The end of the impostor rom-com is like dates three, four, five or more — when the guise is removed, we see if the con of courtship can produce something genuine. “All these stories hinge on a climax where the reveal is a threat to the relationship, but it’s not so horrible that it can’t be overcome,” Mernit says. “The person proves nonetheless they’re still worth loving and it’s okay.”

The believability of that reconciliation is crucial. How wide is the gap between who we are and who we want to be? Does the person we love believe we can cross it — and are they willing to help us?

Dave decides to run for city council as himself — and the first lady shows up to help. But in “Big,” the gap is too wide — after Perkins’s character knows the truth, she mumbles something about giving Josh her number just in case, but then just drives him home. In “Tootsie,” after Hoffman’s character makes his plea to Lange’s to take him back into her life, we watch her face, anxiously. As Mernit puts it, when it comes to love, “What truths can we bear?”

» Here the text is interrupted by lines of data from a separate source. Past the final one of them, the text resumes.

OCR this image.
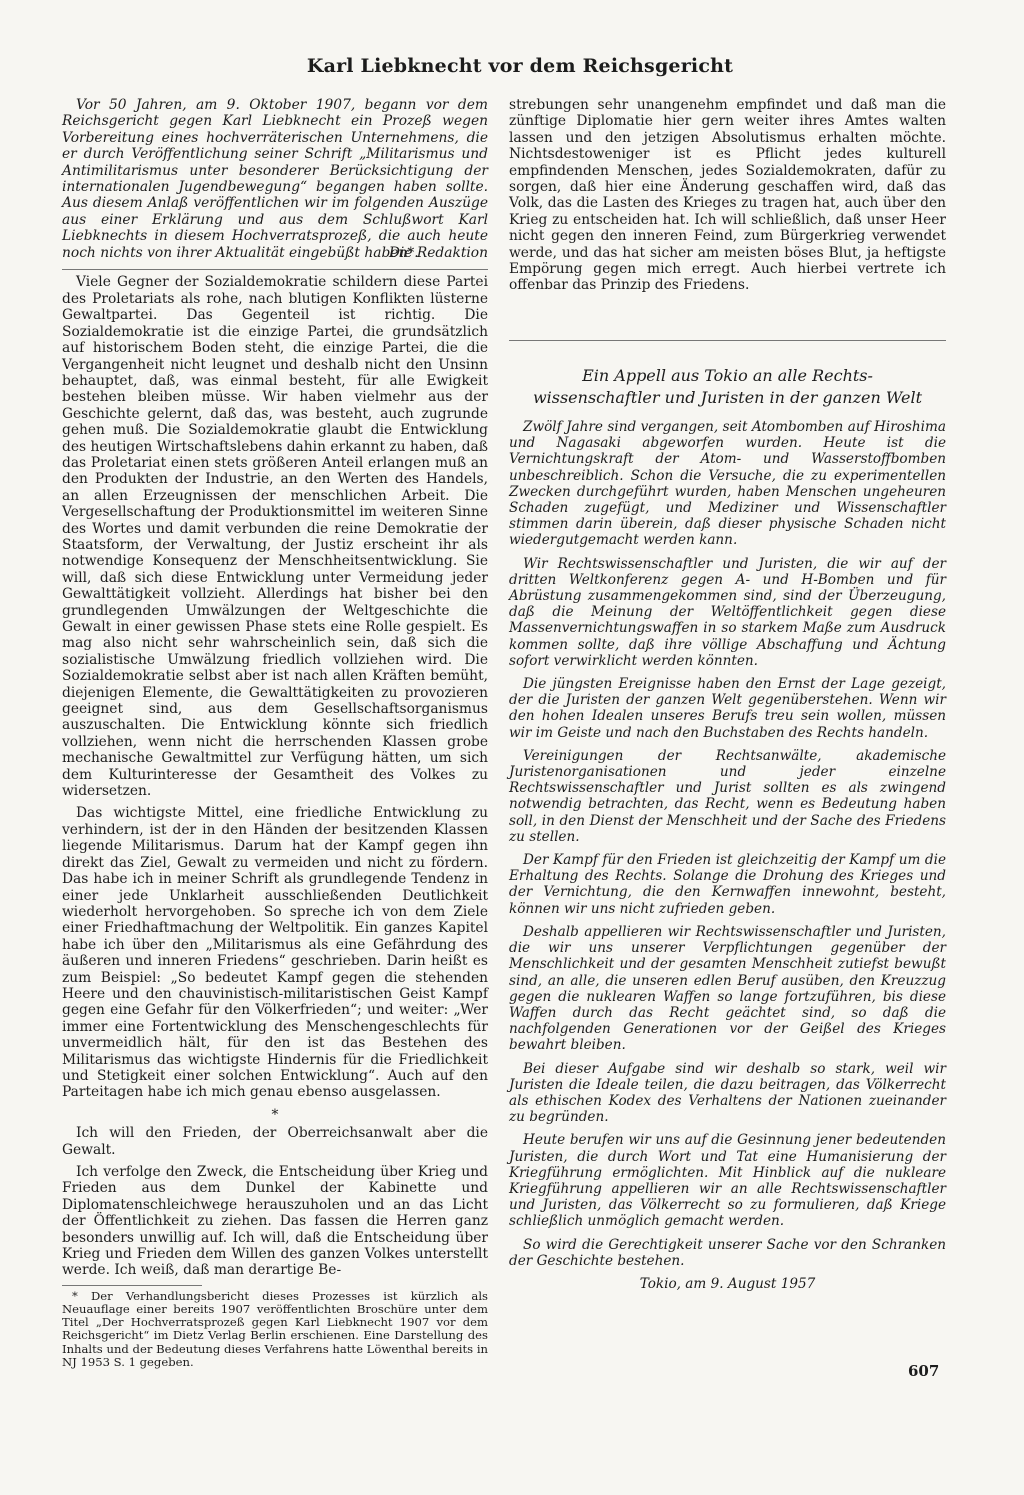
Karl Liebknecht vor dem Reichsgericht

Vor 50 Jahren, am 9. Oktober 1907, begann vor dem Reichsgericht gegen Karl Liebknecht ein Prozeß wegen Vorbereitung eines hochverräterischen Unternehmens, die er durch Veröffentlichung seiner Schrift „Militarismus und Antimilitarismus unter besonderer Berücksichtigung der internationalen Jugendbewegung“ begangen haben sollte. Aus diesem Anlaß veröffentlichen wir im folgenden Auszüge aus einer Erklärung und aus dem Schlußwort Karl Liebknechts in diesem Hochverratsprozeß, die auch heute noch nichts von ihrer Aktualität eingebüßt haben*.

Die Redaktion

Viele Gegner der Sozialdemokratie schildern diese Partei des Proletariats als rohe, nach blutigen Konflikten lüsterne Gewaltpartei. Das Gegenteil ist richtig. Die Sozialdemokratie ist die einzige Partei, die grundsätzlich auf historischem Boden steht, die einzige Partei, die die Vergangenheit nicht leugnet und deshalb nicht den Unsinn behauptet, daß, was einmal besteht, für alle Ewigkeit bestehen bleiben müsse. Wir haben vielmehr aus der Geschichte gelernt, daß das, was besteht, auch zugrunde gehen muß. Die Sozialdemokratie glaubt die Entwicklung des heutigen Wirtschaftslebens dahin erkannt zu haben, daß das Proletariat einen stets größeren Anteil erlangen muß an den Produkten der Industrie, an den Werten des Handels, an allen Erzeugnissen der menschlichen Arbeit. Die Vergesellschaftung der Produktionsmittel im weiteren Sinne des Wortes und damit verbunden die reine Demokratie der Staatsform, der Verwaltung, der Justiz erscheint ihr als notwendige Konsequenz der Menschheitsentwicklung. Sie will, daß sich diese Entwicklung unter Vermeidung jeder Gewalttätigkeit vollzieht. Allerdings hat bisher bei den grundlegenden Umwälzungen der Weltgeschichte die Gewalt in einer gewissen Phase stets eine Rolle gespielt. Es mag also nicht sehr wahrscheinlich sein, daß sich die sozialistische Umwälzung friedlich vollziehen wird. Die Sozialdemokratie selbst aber ist nach allen Kräften bemüht, diejenigen Elemente, die Gewalttätigkeiten zu provozieren geeignet sind, aus dem Gesellschaftsorganismus auszuschalten. Die Entwicklung könnte sich friedlich vollziehen, wenn nicht die herrschenden Klassen grobe mechanische Gewaltmittel zur Verfügung hätten, um sich dem Kulturinteresse der Gesamtheit des Volkes zu widersetzen.

Das wichtigste Mittel, eine friedliche Entwicklung zu verhindern, ist der in den Händen der besitzenden Klassen liegende Militarismus. Darum hat der Kampf gegen ihn direkt das Ziel, Gewalt zu vermeiden und nicht zu fördern. Das habe ich in meiner Schrift als grundlegende Tendenz in einer jede Unklarheit ausschließenden Deutlichkeit wiederholt hervorgehoben. So spreche ich von dem Ziele einer Friedhaftmachung der Weltpolitik. Ein ganzes Kapitel habe ich über den „Militarismus als eine Gefährdung des äußeren und inneren Friedens“ geschrieben. Darin heißt es zum Beispiel: „So bedeutet Kampf gegen die stehenden Heere und den chauvinistisch-militaristischen Geist Kampf gegen eine Gefahr für den Völkerfrieden“; und weiter: „Wer immer eine Fortentwicklung des Menschengeschlechts für unvermeidlich hält, für den ist das Bestehen des Militarismus das wichtigste Hindernis für die Friedlichkeit und Stetigkeit einer solchen Entwicklung“. Auch auf den Parteitagen habe ich mich genau ebenso ausgelassen.

*

Ich will den Frieden, der Oberreichsanwalt aber die Gewalt.

Ich verfolge den Zweck, die Entscheidung über Krieg und Frieden aus dem Dunkel der Kabinette und Diplomatenschleichwege herauszuholen und an das Licht der Öffentlichkeit zu ziehen. Das fassen die Herren ganz besonders unwillig auf. Ich will, daß die Entscheidung über Krieg und Frieden dem Willen des ganzen Volkes unterstellt werde. Ich weiß, daß man derartige Be-

* Der Verhandlungsbericht dieses Prozesses ist kürzlich als Neuauflage einer bereits 1907 veröffentlichten Broschüre unter dem Titel „Der Hochverratsprozeß gegen Karl Liebknecht 1907 vor dem Reichsgericht“ im Dietz Verlag Berlin erschienen. Eine Darstellung des Inhalts und der Bedeutung dieses Verfahrens hatte Löwenthal bereits in NJ 1953 S. 1 gegeben.

strebungen sehr unangenehm empfindet und daß man die zünftige Diplomatie hier gern weiter ihres Amtes walten lassen und den jetzigen Absolutismus erhalten möchte. Nichtsdestoweniger ist es Pflicht jedes kulturell empfindenden Menschen, jedes Sozialdemokraten, dafür zu sorgen, daß hier eine Änderung geschaffen wird, daß das Volk, das die Lasten des Krieges zu tragen hat, auch über den Krieg zu entscheiden hat. Ich will schließlich, daß unser Heer nicht gegen den inneren Feind, zum Bürgerkrieg verwendet werde, und das hat sicher am meisten böses Blut, ja heftigste Empörung gegen mich erregt. Auch hierbei vertrete ich offenbar das Prinzip des Friedens.

Ein Appell aus Tokio an alle Rechts-
wissenschaftler und Juristen in der ganzen Welt

Zwölf Jahre sind vergangen, seit Atombomben auf Hiroshima und Nagasaki abgeworfen wurden. Heute ist die Vernichtungskraft der Atom- und Wasserstoffbomben unbeschreiblich. Schon die Versuche, die zu experimentellen Zwecken durchgeführt wurden, haben Menschen ungeheuren Schaden zugefügt, und Mediziner und Wissenschaftler stimmen darin überein, daß dieser physische Schaden nicht wiedergutgemacht werden kann.

Wir Rechtswissenschaftler und Juristen, die wir auf der dritten Weltkonferenz gegen A- und H-Bomben und für Abrüstung zusammengekommen sind, sind der Überzeugung, daß die Meinung der Weltöffentlichkeit gegen diese Massenvernichtungswaffen in so starkem Maße zum Ausdruck kommen sollte, daß ihre völlige Abschaffung und Ächtung sofort verwirklicht werden könnten.

Die jüngsten Ereignisse haben den Ernst der Lage gezeigt, der die Juristen der ganzen Welt gegenüberstehen. Wenn wir den hohen Idealen unseres Berufs treu sein wollen, müssen wir im Geiste und nach den Buchstaben des Rechts handeln.

Vereinigungen der Rechtsanwälte, akademische Juristenorganisationen und jeder einzelne Rechtswissenschaftler und Jurist sollten es als zwingend notwendig betrachten, das Recht, wenn es Bedeutung haben soll, in den Dienst der Menschheit und der Sache des Friedens zu stellen.

Der Kampf für den Frieden ist gleichzeitig der Kampf um die Erhaltung des Rechts. Solange die Drohung des Krieges und der Vernichtung, die den Kernwaffen innewohnt, besteht, können wir uns nicht zufrieden geben.

Deshalb appellieren wir Rechtswissenschaftler und Juristen, die wir uns unserer Verpflichtungen gegenüber der Menschlichkeit und der gesamten Menschheit zutiefst bewußt sind, an alle, die unseren edlen Beruf ausüben, den Kreuzzug gegen die nuklearen Waffen so lange fortzuführen, bis diese Waffen durch das Recht geächtet sind, so daß die nachfolgenden Generationen vor der Geißel des Krieges bewahrt bleiben.

Bei dieser Aufgabe sind wir deshalb so stark, weil wir Juristen die Ideale teilen, die dazu beitragen, das Völkerrecht als ethischen Kodex des Verhaltens der Nationen zueinander zu begründen.

Heute berufen wir uns auf die Gesinnung jener bedeutenden Juristen, die durch Wort und Tat eine Humanisierung der Kriegführung ermöglichten. Mit Hinblick auf die nukleare Kriegführung appellieren wir an alle Rechtswissenschaftler und Juristen, das Völkerrecht so zu formulieren, daß Kriege schließlich unmöglich gemacht werden.

So wird die Gerechtigkeit unserer Sache vor den Schranken der Geschichte bestehen.

Tokio, am 9. August 1957
607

And at the end of “Working Girl,” after Ford’s character risks his career to save Griffith’s, and he packs her a lunch to send her off to her new job, he’s not just handing her a peanut butter and jelly sandwich and Twinkies. He’s showing that he believes she can cross from the secretary’s office to the executive’s, from Staten Island to Manhattan, and that he will help ferry her along. What more could we want in someone?